Dans l'affaire du médecin anesthésiste Frédéric Péchier, soupçonné de 24 empoisonnements de patients dont 9 mortels, je n'ai pas été le seul à m'étonner - en citoyen qui, il est vrai, ne connaissait pas le dossier - de la mansuétude apparente de son placement sous contrôle judiciaire et, bien davantage encore, de la confirmation de celui-ci en appel.

On a appris par des écoutes téléphoniques qu'une connivence avait pu troubler l'administration impartiale de la Justice à la suite d'une rencontre entre le président de la Chambre de l'instruction (doutant de la culpabilité de Péchier) et de l'avocat du docteur, l'un du trio d'ailleurs au soutien de Jonathan Daval ! Soupçon suffisamment sérieux pour que le procureur général près la cour d'appel de Besançon accède à la demande des victimes en formant un pourvoi en cassation (Le Parisien).

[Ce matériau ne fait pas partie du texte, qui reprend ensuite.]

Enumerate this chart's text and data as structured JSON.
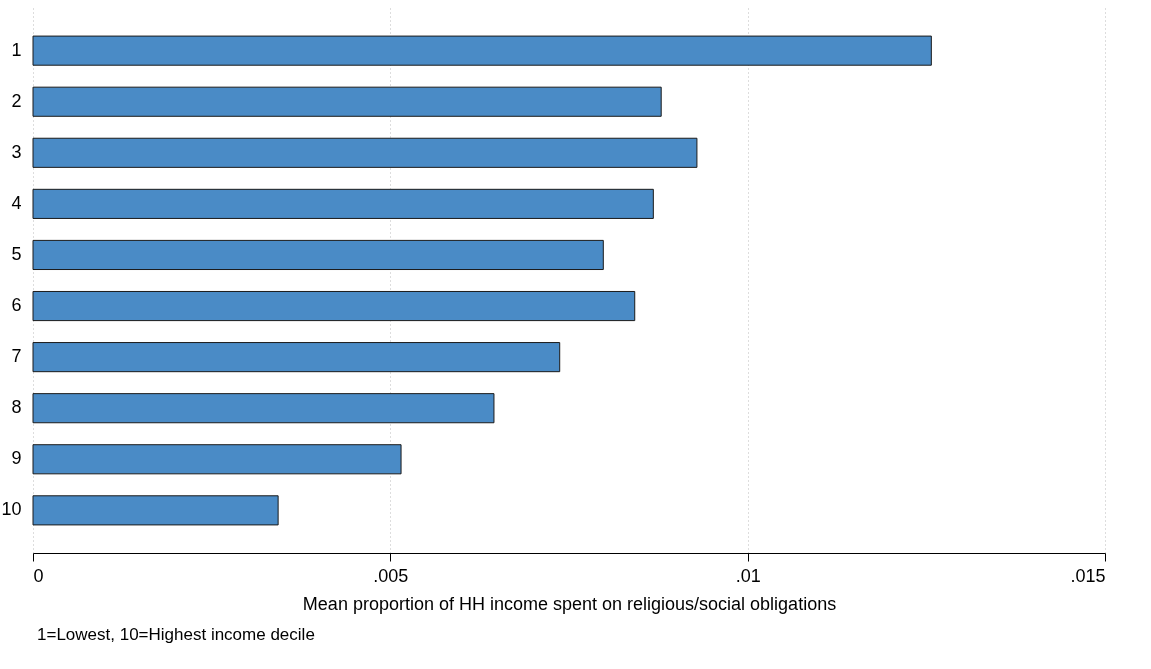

Tout ce qui projette une lumière sur l'officieux de la Justice - et favorise donc l'intègre transparence - est bienfaisant.

Plus grave. Une présidente de cour d'assises a été violemment agressée à son domicile par deux individus qui ont utilisé une arme s'apparentant à un Flash-Ball. Ils ont pris la fuite et n'ont pas encore été interpellés (Le Monde).

Deux magistrats ont été assassinés en France à la fin des années 70 : le juge Renaud et le juge Michel. On a l'impression, malgré l'odieux de ces crimes, de ne nous être jamais retrouvés dans la situation italienne, avec de nombreux meurtres de magistrats dont l'admirable juge Falcone, en 1992. Les incidents, la grossièreté, les outrages, l'irrespect certes se multiplient au cours des audiences et ces dérives tiennent autant à l'évolution lamentable de notre société qu'au manque de résistance et d'autorité de certains magistrats qui préfèrent s'accommoder de ce qu'ils estiment fatal plutôt que le combattre.

Cette récente péripétie doublement préoccupante - au domicile de la magistrate et du fait de deux individus s'en prenant à elle à cause de sa fonction - ne marquera pas, je l'espère, une déplorable évolution dans l'histoire des relations entre les juges et leurs indignes contempteurs.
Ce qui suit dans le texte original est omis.